Assuming that the ordering of processing pending irqs and marking the
CPU offline in cpu_online_mask can be resolved as noted above, it should
work fine -- if a CPU's bit is clear, we can safely ignore it.  The race
can be resolved by checking the CPU's bit in force_quiescent_state().

Or am I missing something?

> What about moving the CPU_DYING notifier calls behind the __cpu_disable() 
> call?
> Any other solutions?

RCU should ignore the CPU_DYING notifier calls -- only the CPU_DEAD.*
calls should be processed for CPUs being offlined.  Right?

> Btw, as far as I can see, rcupreempt would deadlock if a CPU_DEAD notifier 
> uses synchronize_rcu().
> Probably noone will ever succeed in triggering the deadlock:
> - cpu goes offline.
> - the other cpus in the system are restarted.
> - one cpu does the CPU_DEAD notifier calls.
> - before the rcu notifier is called with CPU_DEAD:
> - one CPU_DEAD notifier sleeps.
> - while CPU_DEAD is sleeping: on the same cpu: kmem_cache_destroy is 
> called. get_online_cpus immediately succeeds.
> - kmem_cache_destroy acquires the cache_chain_mutex.
> - kmem_cache_destroy does synchronize_rcu(), it sleeps.
> - CPU_DEAD processing continues, the slab CPU_DEAD tries to acquire the 
> cache_chain_mutex. it sleeps, too.
> --> deadlock, because the already dead cpu will never signal itself as 
> quiet.
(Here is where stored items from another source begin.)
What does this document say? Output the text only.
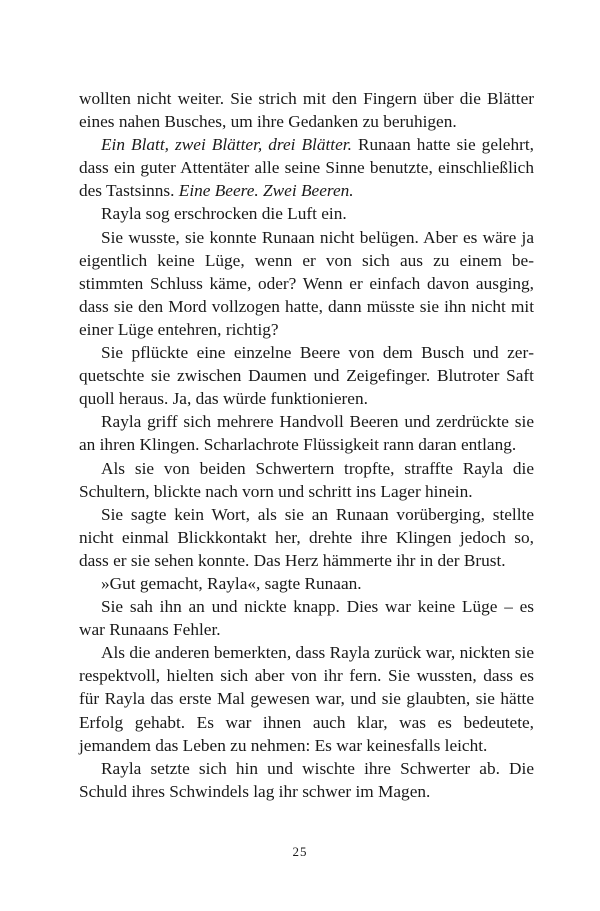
wollten nicht weiter. Sie strich mit den Fingern über die Blätter eines nahen Busches, um ihre Gedanken zu beruhigen.

Ein Blatt, zwei Blätter, drei Blätter. Runaan hatte sie gelehrt, dass ein guter Attentäter alle seine Sinne benutzte, einschließlich des Tastsinns. Eine Beere. Zwei Beeren.

Rayla sog erschrocken die Luft ein.

Sie wusste, sie konnte Runaan nicht belügen. Aber es wäre ja eigentlich keine Lüge, wenn er von sich aus zu einem bestimmten Schluss käme, oder? Wenn er einfach davon ausging, dass sie den Mord vollzogen hatte, dann müsste sie ihn nicht mit einer Lüge entehren, richtig?

Sie pflückte eine einzelne Beere von dem Busch und zerquetschte sie zwischen Daumen und Zeigefinger. Blutroter Saft quoll heraus. Ja, das würde funktionieren.

Rayla griff sich mehrere Handvoll Beeren und zerdrückte sie an ihren Klingen. Scharlachrote Flüssigkeit rann daran entlang.

Als sie von beiden Schwertern tropfte, straffte Rayla die Schultern, blickte nach vorn und schritt ins Lager hinein.

Sie sagte kein Wort, als sie an Runaan vorüberging, stellte nicht einmal Blickkontakt her, drehte ihre Klingen jedoch so, dass er sie sehen konnte. Das Herz hämmerte ihr in der Brust.

»Gut gemacht, Rayla«, sagte Runaan.

Sie sah ihn an und nickte knapp. Dies war keine Lüge – es war Runaans Fehler.

Als die anderen bemerkten, dass Rayla zurück war, nickten sie respektvoll, hielten sich aber von ihr fern. Sie wussten, dass es für Rayla das erste Mal gewesen war, und sie glaubten, sie hätte Erfolg gehabt. Es war ihnen auch klar, was es bedeutete, jemandem das Leben zu nehmen: Es war keinesfalls leicht.

Rayla setzte sich hin und wischte ihre Schwerter ab. Die Schuld ihres Schwindels lag ihr schwer im Magen.

25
Thus synchronize_rcu() will never succeed, thus the slab CPU_DEAD 
> notifier will never return, thus rcu_offline_cpu() is never called.

It is entirely possible that rcu_try_flip_waitack() and
rcu_try_flip_waitmb() need to check the AND of rcu_cpu_online_map and
cpu_online_map.  If this really is a problem (and it might well be),
then the easiest fix is to check for cpu_is_offline(cpu) in both
rcu_try_flip_waitmb_needed() and rcu_try_flip_waitack_needed(), and
that in both versions of both functions.  Thoughts?

> --
>    Manfred
> [1] open question: with rcu_preempt, is it possible that these cpus could 
> be inside read side critical sections?

Yes, they could.  Well, tasks that were previously running on them
might be preempted or blocked waiting on locks while still in RCU
read-side critical sections.  However, when a given CPU goes offline,
rcu_preempt moves that CPU's counters to some surviving CPU.  So RCU
knows that these tasks are still in RCU read-side critical sections,
and will therefore wait for them.

							Thanx, Paul